Reidar Hahn/Fermilab Visual Media Services

Astrophysicist Marcelle Soares-Santos, a Brazilian native, leaves the Fermi National Accelerator Laboratory in Batavia, Illinois, this month to launch her own lab at Brandeis University near Boston, Massachusetts. She plans to merge her enthusiasm for galaxy clusters and gravitational-wave research to develop tools to explore how the Universe expands and evolves.

What drew you abroad?

I was doing my PhD at the University of São Paolo in Brazil, researching galaxy clusters, when I received a sandwich fellowship from the National Council for Scientific and Technological Development in Brasília. Under this programme, students start their PhD in Brazil, travel abroad to do research and return to Brazil to graduate. The middle of my sandwich was at Fermilab, and that experience changed the trajectory of my career.

How so?

Cosmologist Scott Dodelson, who works at Fermilab, gave a talk in Brazil the year before I came here. I chatted with him and was able to work with him once I secured the sandwich fellowship, and discovered there that I could build a larger network of collaborators and broaden my research interests.

Were you in the right place at the right time?

Definitely. In 2010, as I was finishing my PhD, the Dark Energy Survey — an international effort to produce a map of the Universe's expansion — was ramping up and I knew I wanted to work on it. So I applied for a postdoc at Fermilab and got it. I was lucky enough to have the opportunity to work on construction of the Dark Energy Camera, which is mounted on a telescope at the Cerro Tololo Inter-American Observatory in Chile. Now I'm analysing data from the camera I helped to build, which is amazing.
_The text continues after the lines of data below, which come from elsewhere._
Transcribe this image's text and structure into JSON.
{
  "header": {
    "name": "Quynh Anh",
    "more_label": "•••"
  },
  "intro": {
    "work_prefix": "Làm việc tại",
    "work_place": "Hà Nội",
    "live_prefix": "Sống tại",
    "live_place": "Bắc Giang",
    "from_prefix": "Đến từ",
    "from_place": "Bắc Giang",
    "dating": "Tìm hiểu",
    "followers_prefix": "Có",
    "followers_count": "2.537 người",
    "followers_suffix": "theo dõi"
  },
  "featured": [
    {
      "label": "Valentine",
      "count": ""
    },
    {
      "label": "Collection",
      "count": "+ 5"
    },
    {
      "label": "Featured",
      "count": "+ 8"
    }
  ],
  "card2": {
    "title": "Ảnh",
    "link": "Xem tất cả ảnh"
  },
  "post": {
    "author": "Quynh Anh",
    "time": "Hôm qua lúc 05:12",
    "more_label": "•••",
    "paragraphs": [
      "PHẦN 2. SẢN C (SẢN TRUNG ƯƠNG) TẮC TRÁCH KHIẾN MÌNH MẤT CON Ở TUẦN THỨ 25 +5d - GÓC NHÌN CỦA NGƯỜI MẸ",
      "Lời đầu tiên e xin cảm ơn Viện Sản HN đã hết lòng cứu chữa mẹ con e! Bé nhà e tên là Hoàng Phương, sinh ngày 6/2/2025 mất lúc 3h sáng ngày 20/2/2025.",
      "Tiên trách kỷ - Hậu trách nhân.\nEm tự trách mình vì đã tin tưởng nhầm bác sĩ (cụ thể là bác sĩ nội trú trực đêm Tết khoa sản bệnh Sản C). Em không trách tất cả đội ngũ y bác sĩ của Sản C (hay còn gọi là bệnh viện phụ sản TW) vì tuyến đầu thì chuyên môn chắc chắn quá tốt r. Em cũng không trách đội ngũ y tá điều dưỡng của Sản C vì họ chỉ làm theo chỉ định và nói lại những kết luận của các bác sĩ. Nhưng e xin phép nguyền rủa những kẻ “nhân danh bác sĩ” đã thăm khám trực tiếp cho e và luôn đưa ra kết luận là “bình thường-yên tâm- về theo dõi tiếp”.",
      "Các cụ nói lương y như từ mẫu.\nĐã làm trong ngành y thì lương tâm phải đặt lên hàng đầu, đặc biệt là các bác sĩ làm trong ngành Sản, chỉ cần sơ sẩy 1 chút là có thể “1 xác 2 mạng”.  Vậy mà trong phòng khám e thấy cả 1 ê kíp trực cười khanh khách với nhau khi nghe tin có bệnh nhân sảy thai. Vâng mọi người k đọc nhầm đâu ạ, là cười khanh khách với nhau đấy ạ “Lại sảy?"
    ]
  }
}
How did you get involved in the search for gravitational waves?

In 2013, the multinational collaboration overseeing the Laser Interferometer Gravitational-wave Observatory (LIGO) was preparing to begin observations in 2015 from two gravitational-wave detectors — one in Hanford, Washington and one in Livingston, Louisiana — that detect ripples in space-time. The collaboration asked for people to look for electromagnetic signals that would corroborate their results. I proposed to my colleagues that we form a team to search for visible evidence of LIGO-detected events, such as black-hole collisions, which appear bright and then fade. We haven't found anything yet, but it's just a matter of time until we do.

What are your plans?

I want to use gravitational-wave events to map out the history of expansion of the Universe, and, because galaxy clusters grow at a rate that also depends on cosmic history, combining the two is a powerful way to probe cosmology.

What is your response to a recent survey about gender and racial harassment in astrophysics?

I try not to think too much about these issues. Racism and sexism are not easy to talk about when you want to focus on research. It's frustrating because I don't see much change.

How will you try to make a difference?

Starting my own lab provides one space where I can enact change, and be more inclusive, more open and more fair. I will be careful to check my own biases. I am concerned about perpetuating some behaviours, such as preferential support for certain students.

Will you return to South America?

No. The research possibilities would be limited there today, given both the political and funding situation. I maintain contact and collaborations with colleagues in Brazil, and I plan to find ways to improve those connections — perhaps by hosting a student on a sandwich fellowship one day. Most of my colleagues who went abroad returned to Brazil and got established there, which was a big success for the sandwich programme and helped to strengthen research in Brazil.

This interview has been edited for length and clarity.